The defensive posture that has emerged:

Never expose raw MCP servers directly to the model client. Front everything with an MCP gateway or portal that provides single sign-on, per-tool access curation, audit logging, and data-loss-prevention scanning. The point is a controlled front door.
Use OAuth, not static API keys, and watch the protocol’s move toward short-lived, federated workload identities.
Treat locally-installed, unvetted MCP servers as a liability, not a convenience. Pin versions, track the CVE feed, patch promptly.
Sandbox anything that executes. Run tools in an isolated worker with no host filesystem access by default and tight egress controls — never in your main application process. WebAssembly-based per-call sandboxing is emerging as a strong answer here.
Guard the inputs to tools and the outputs from retrieval, because that is where prompt injection rides in.
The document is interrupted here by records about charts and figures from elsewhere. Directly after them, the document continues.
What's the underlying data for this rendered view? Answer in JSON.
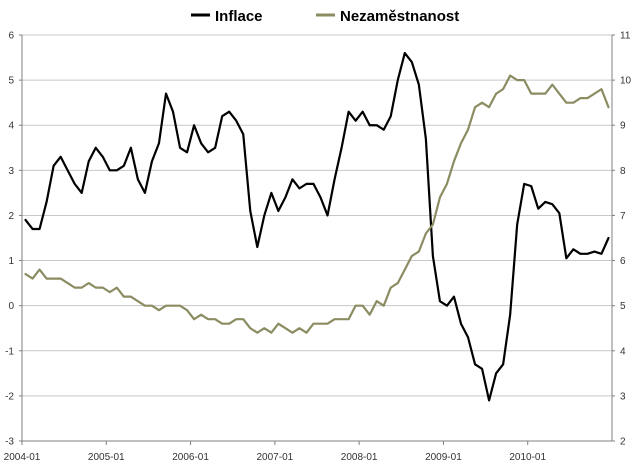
{
  "chart_data": {
    "type": "line",
    "title": "",
    "xlabel": "",
    "ylabel_left": "",
    "ylabel_right": "",
    "x_tick_labels": [
      "2004-01",
      "2005-01",
      "2006-01",
      "2007-01",
      "2008-01",
      "2009-01",
      "2010-01"
    ],
    "y_left_ticks": [
      "-3",
      "-2",
      "-1",
      "0",
      "1",
      "2",
      "3",
      "4",
      "5",
      "6"
    ],
    "y_right_ticks": [
      "2",
      "3",
      "4",
      "5",
      "6",
      "7",
      "8",
      "9",
      "10",
      "11"
    ],
    "ylim_left": [
      -3,
      6
    ],
    "ylim_right": [
      2,
      11
    ],
    "grid": "horizontal",
    "legend_position": "top",
    "series": [
      {
        "name": "Inflace",
        "axis": "left",
        "color": "#000000",
        "values": [
          1.9,
          1.7,
          1.7,
          2.3,
          3.1,
          3.3,
          3.0,
          2.7,
          2.5,
          3.2,
          3.5,
          3.3,
          3.0,
          3.0,
          3.1,
          3.5,
          2.8,
          2.5,
          3.2,
          3.6,
          4.7,
          4.3,
          3.5,
          3.4,
          4.0,
          3.6,
          3.4,
          3.5,
          4.2,
          4.3,
          4.1,
          3.8,
          2.1,
          1.3,
          2.0,
          2.5,
          2.1,
          2.4,
          2.8,
          2.6,
          2.7,
          2.7,
          2.4,
          2.0,
          2.8,
          3.5,
          4.3,
          4.1,
          4.3,
          4.0,
          4.0,
          3.9,
          4.2,
          5.0,
          5.6,
          5.4,
          4.9,
          3.7,
          1.1,
          0.1,
          0.0,
          0.2,
          -0.4,
          -0.7,
          -1.3,
          -1.4,
          -2.1,
          -1.5,
          -1.3,
          -0.2,
          1.8,
          2.7,
          2.65,
          2.15,
          2.3,
          2.25,
          2.05,
          1.05,
          1.25,
          1.15,
          1.15,
          1.2,
          1.15,
          1.5
        ]
      },
      {
        "name": "Nezaměstnanost",
        "axis": "right",
        "color": "#8c8c62",
        "values": [
          5.7,
          5.6,
          5.8,
          5.6,
          5.6,
          5.6,
          5.5,
          5.4,
          5.4,
          5.5,
          5.4,
          5.4,
          5.3,
          5.4,
          5.2,
          5.2,
          5.1,
          5.0,
          5.0,
          4.9,
          5.0,
          5.0,
          5.0,
          4.9,
          4.7,
          4.8,
          4.7,
          4.7,
          4.6,
          4.6,
          4.7,
          4.7,
          4.5,
          4.4,
          4.5,
          4.4,
          4.6,
          4.5,
          4.4,
          4.5,
          4.4,
          4.6,
          4.6,
          4.6,
          4.7,
          4.7,
          4.7,
          5.0,
          5.0,
          4.8,
          5.1,
          5.0,
          5.4,
          5.5,
          5.8,
          6.1,
          6.2,
          6.6,
          6.8,
          7.4,
          7.7,
          8.2,
          8.6,
          8.9,
          9.4,
          9.5,
          9.4,
          9.7,
          9.8,
          10.1,
          10.0,
          10.0,
          9.7,
          9.7,
          9.7,
          9.9,
          9.7,
          9.5,
          9.5,
          9.6,
          9.6,
          9.7,
          9.8,
          9.4
        ]
      }
    ]
  }
}
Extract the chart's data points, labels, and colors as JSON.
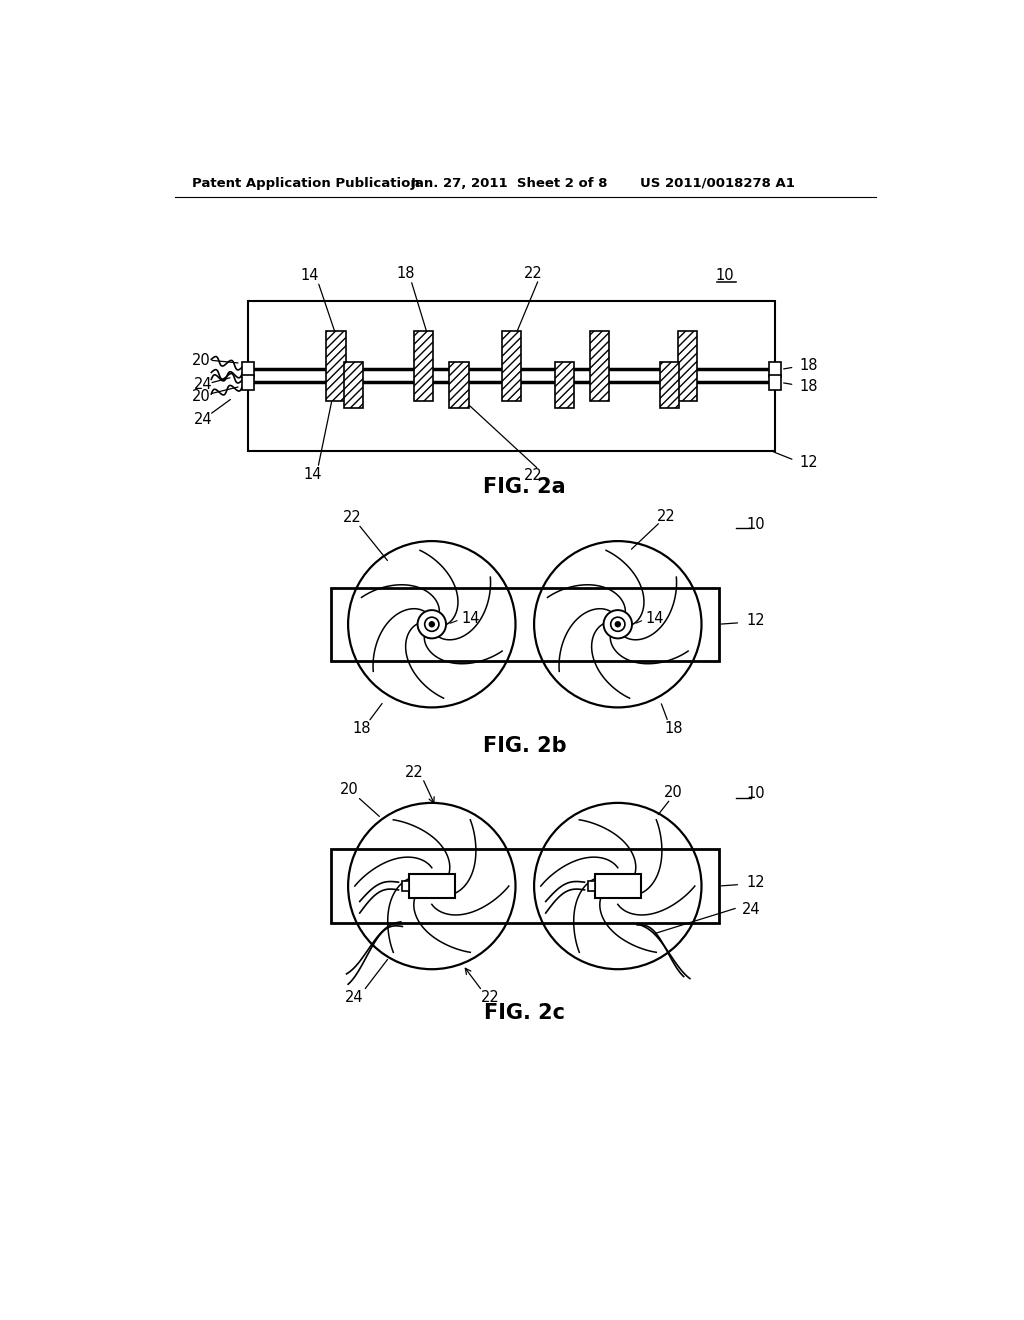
{
  "bg_color": "#ffffff",
  "header_left": "Patent Application Publication",
  "header_center": "Jan. 27, 2011  Sheet 2 of 8",
  "header_right": "US 2011/0018278 A1",
  "fig2a_label": "FIG. 2a",
  "fig2b_label": "FIG. 2b",
  "fig2c_label": "FIG. 2c",
  "line_color": "#000000",
  "label_fontsize": 10.5,
  "fig_label_fontsize": 15
}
An agent with tools is an agent with an attack surface. Design for that from day one.

Q4.6 — What about computer use and browser automation?

Some business workflows have no API — legacy ERPs, insurance claims systems, government portals. For these, agents can now drive a screen directly via Anthropic’s Computer Use tool or Playwright-based MCP servers. This is powerful, but it dramatically amplifies the prompt-injection surface — every page the agent reads is untrusted input — so it demands the strictest guardrails and human checkpoints.